I, I, I, I, I, I, I, Kathy Acker addresses ‘Kathy Acker’ as a still-unfolding cultural force, focusing on the uniquely diverse and disruptive character of the author’s work and persona. In a 1996 text, Acker wrote: ‘Language is the accumulation of connections where there were no such connections’, and referred to a kind of language ‘that makes webs’. In this spirit, I, I, I, I, I, I, I, Kathy Acker looks particularly to contemporary artists working across visual arts, literature and performance, illuminating points of connection and resistance to Acker’s linguistic methodologies and lines of thought.

Acker is an exceptional figure in late-20th-century Western literature who moved between the avant-garde art and literary scenes of New York, San Diego, San Francisco, Seattle, Paris and London. Through her prolific writing, Acker developed experimental textual methodologies as she distorted language, hybridised fiction and autobiography, ‘plagiarised’ the work of other authors, and introduced maps, drawings and diagrams. Acker’s work addressed language as a site of contestation from which meaning and identity are constructed, unpicking the patriarchal and the political. She provocatively confronted the strained relationship between desire and reality within culture, sex, the body, war, money, the family, mythology, colonialism, sickness, and the city in ways that remain critically relevant to our current times.

For Acker, the use of the first-person singular was, in fact, plural, as she utilised the ‘I’ in her writing to inhabit different identities from her own life, fiction and history, acknowledging her complicated relationships with family, friends and lovers. From her first novels – which were episodically distributed by mail and written under the pseudonym ‘The Black Tarantula’– the performance of identity remained integral to Acker’s work. This performative relationship to the self was central to her creative strategies as she expanded her writing practice to include readings, performances, plays, screenplays, and collaborations with artists and musicians; fashioned a distinctive public image across different media contexts; and engaged ‘the language of the body’ through tattoos, piercings and bodybuilding.

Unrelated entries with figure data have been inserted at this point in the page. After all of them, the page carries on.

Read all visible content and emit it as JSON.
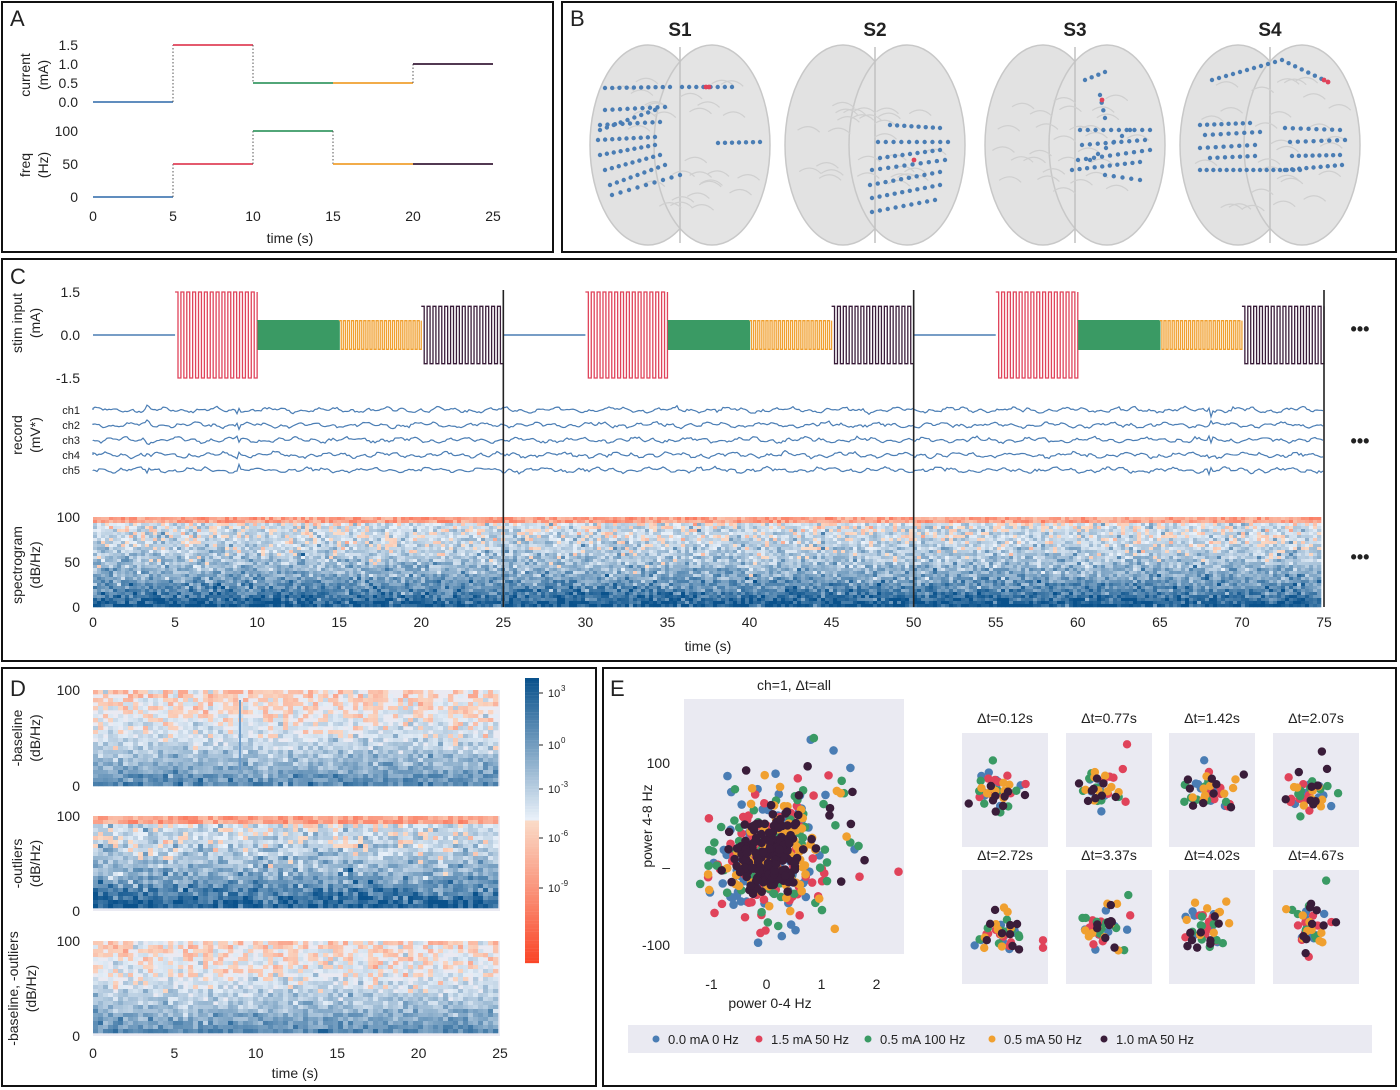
{
  "panel_labels": {
    "A": "A",
    "B": "B",
    "C": "C",
    "D": "D",
    "E": "E"
  },
  "colors": {
    "blue": "#4a7db4",
    "red": "#e0435a",
    "green": "#3a9a64",
    "orange": "#f0a030",
    "purple": "#3a1d3a",
    "bg": "#eaeaf2",
    "brain": "#dcdcdc",
    "electrode": "#4a7db4",
    "electrode_hot": "#e0435a"
  },
  "chart_data": [
    {
      "id": "A_current",
      "type": "line",
      "ylabel": "current\n(mA)",
      "ylabel_lines": [
        "current",
        "(mA)"
      ],
      "yticks": [
        "1.5",
        "1.0",
        "0.5",
        "0.0"
      ],
      "ytick_values": [
        1.5,
        1.0,
        0.5,
        0.0
      ],
      "ylim": [
        0,
        1.5
      ],
      "xlim": [
        0,
        25
      ],
      "segments": [
        {
          "x0": 0,
          "x1": 5,
          "y": 0.0,
          "color": "blue"
        },
        {
          "x0": 5,
          "x1": 10,
          "y": 1.5,
          "color": "red"
        },
        {
          "x0": 10,
          "x1": 15,
          "y": 0.5,
          "color": "green"
        },
        {
          "x0": 15,
          "x1": 20,
          "y": 0.5,
          "color": "orange"
        },
        {
          "x0": 20,
          "x1": 25,
          "y": 1.0,
          "color": "purple"
        }
      ]
    },
    {
      "id": "A_freq",
      "type": "line",
      "ylabel_lines": [
        "freq",
        "(Hz)"
      ],
      "yticks": [
        "100",
        "50",
        "0"
      ],
      "ytick_values": [
        100,
        50,
        0
      ],
      "ylim": [
        0,
        100
      ],
      "xlim": [
        0,
        25
      ],
      "xticks": [
        "0",
        "5",
        "10",
        "15",
        "20",
        "25"
      ],
      "xtick_values": [
        0,
        5,
        10,
        15,
        20,
        25
      ],
      "xlabel": "time (s)",
      "segments": [
        {
          "x0": 0,
          "x1": 5,
          "y": 0,
          "color": "blue"
        },
        {
          "x0": 5,
          "x1": 10,
          "y": 50,
          "color": "red"
        },
        {
          "x0": 10,
          "x1": 15,
          "y": 100,
          "color": "green"
        },
        {
          "x0": 15,
          "x1": 20,
          "y": 50,
          "color": "orange"
        },
        {
          "x0": 20,
          "x1": 25,
          "y": 50,
          "color": "purple"
        }
      ]
    },
    {
      "id": "C_stim",
      "type": "line",
      "ylabel_lines": [
        "stim input",
        "(mA)"
      ],
      "yticks": [
        "1.5",
        "0.0",
        "-1.5"
      ],
      "ytick_values": [
        1.5,
        0.0,
        -1.5
      ],
      "ylim": [
        -1.5,
        1.5
      ],
      "xlim": [
        0,
        75
      ],
      "block_amplitudes": [
        {
          "x0": 0,
          "x1": 5,
          "amp": 0.0,
          "color": "blue",
          "cycles": 0
        },
        {
          "x0": 5,
          "x1": 10,
          "amp": 1.5,
          "color": "red",
          "cycles": 14
        },
        {
          "x0": 10,
          "x1": 15,
          "amp": 0.5,
          "color": "green",
          "cycles": 40
        },
        {
          "x0": 15,
          "x1": 20,
          "amp": 0.5,
          "color": "orange",
          "cycles": 20
        },
        {
          "x0": 20,
          "x1": 25,
          "amp": 1.0,
          "color": "purple",
          "cycles": 14
        }
      ],
      "separators": [
        25,
        50,
        75
      ]
    },
    {
      "id": "C_record",
      "type": "line",
      "ylabel_lines": [
        "record",
        "(mV*)"
      ],
      "channels": [
        "ch1",
        "ch2",
        "ch3",
        "ch4",
        "ch5"
      ],
      "xlim": [
        0,
        75
      ],
      "separators": [
        25,
        50,
        75
      ]
    },
    {
      "id": "C_spectrogram",
      "type": "heatmap",
      "ylabel_lines": [
        "spectrogram",
        "(dB/Hz)"
      ],
      "yticks": [
        "100",
        "50",
        "0"
      ],
      "ytick_values": [
        100,
        50,
        0
      ],
      "xticks": [
        "0",
        "5",
        "10",
        "15",
        "20",
        "25",
        "30",
        "35",
        "40",
        "45",
        "50",
        "55",
        "60",
        "65",
        "70",
        "75"
      ],
      "xtick_values": [
        0,
        5,
        10,
        15,
        20,
        25,
        30,
        35,
        40,
        45,
        50,
        55,
        60,
        65,
        70,
        75
      ],
      "xlabel": "time (s)",
      "xlim": [
        0,
        75
      ],
      "ylim": [
        0,
        100
      ],
      "separators": [
        25,
        50,
        75
      ]
    },
    {
      "id": "D_heatmaps",
      "type": "heatmap",
      "rows": [
        {
          "ylabel_lines": [
            "-baseline",
            "(dB/Hz)"
          ]
        },
        {
          "ylabel_lines": [
            "-outliers",
            "(dB/Hz)"
          ]
        },
        {
          "ylabel_lines": [
            "-baseline, -outliers",
            "(dB/Hz)"
          ]
        }
      ],
      "yticks": [
        "100",
        "0"
      ],
      "ytick_values": [
        100,
        0
      ],
      "xticks": [
        "0",
        "5",
        "10",
        "15",
        "20",
        "25"
      ],
      "xtick_values": [
        0,
        5,
        10,
        15,
        20,
        25
      ],
      "xlabel": "time (s)",
      "xlim": [
        0,
        25
      ],
      "colorbar_ticks": [
        "10^3",
        "10^0",
        "10^-3",
        "10^-6",
        "10^-9"
      ]
    },
    {
      "id": "E_main",
      "type": "scatter",
      "title": "ch=1, Δt=all",
      "xlabel": "power 0-4 Hz",
      "ylabel": "power 4-8 Hz",
      "xticks": [
        "-1",
        "0",
        "1",
        "2"
      ],
      "xtick_values": [
        -1,
        0,
        1,
        2
      ],
      "yticks": [
        "100",
        "-100"
      ],
      "ytick_values": [
        100,
        -100
      ],
      "xlim": [
        -1.5,
        2.5
      ],
      "ylim": [
        -110,
        170
      ]
    },
    {
      "id": "E_small",
      "type": "scatter",
      "titles": [
        "Δt=0.12s",
        "Δt=0.77s",
        "Δt=1.42s",
        "Δt=2.07s",
        "Δt=2.72s",
        "Δt=3.37s",
        "Δt=4.02s",
        "Δt=4.67s"
      ]
    }
  ],
  "legend": [
    {
      "label": "0.0 mA 0 Hz",
      "color": "blue"
    },
    {
      "label": "1.5 mA 50 Hz",
      "color": "red"
    },
    {
      "label": "0.5 mA 100 Hz",
      "color": "green"
    },
    {
      "label": "0.5 mA 50 Hz",
      "color": "orange"
    },
    {
      "label": "1.0 mA 50 Hz",
      "color": "purple"
    }
  ],
  "brains": [
    "S1",
    "S2",
    "S3",
    "S4"
  ],
  "ellipsis": "•••"
}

I, I, I, I, I, I, I, Kathy Acker seeks to illuminate the complexities within Acker’s written, spoken and performed work, as she moved between exposing and inhabiting the dynamics of power. Together, the exhibition and programme look to central concerns within Acker’s work around identity, sexual desire, mythology, piracy and the body, while considering how she located these concerns within layers of intertextuality and mutability.

This exhibition includes explicit content; parental or guardian discretion is advised.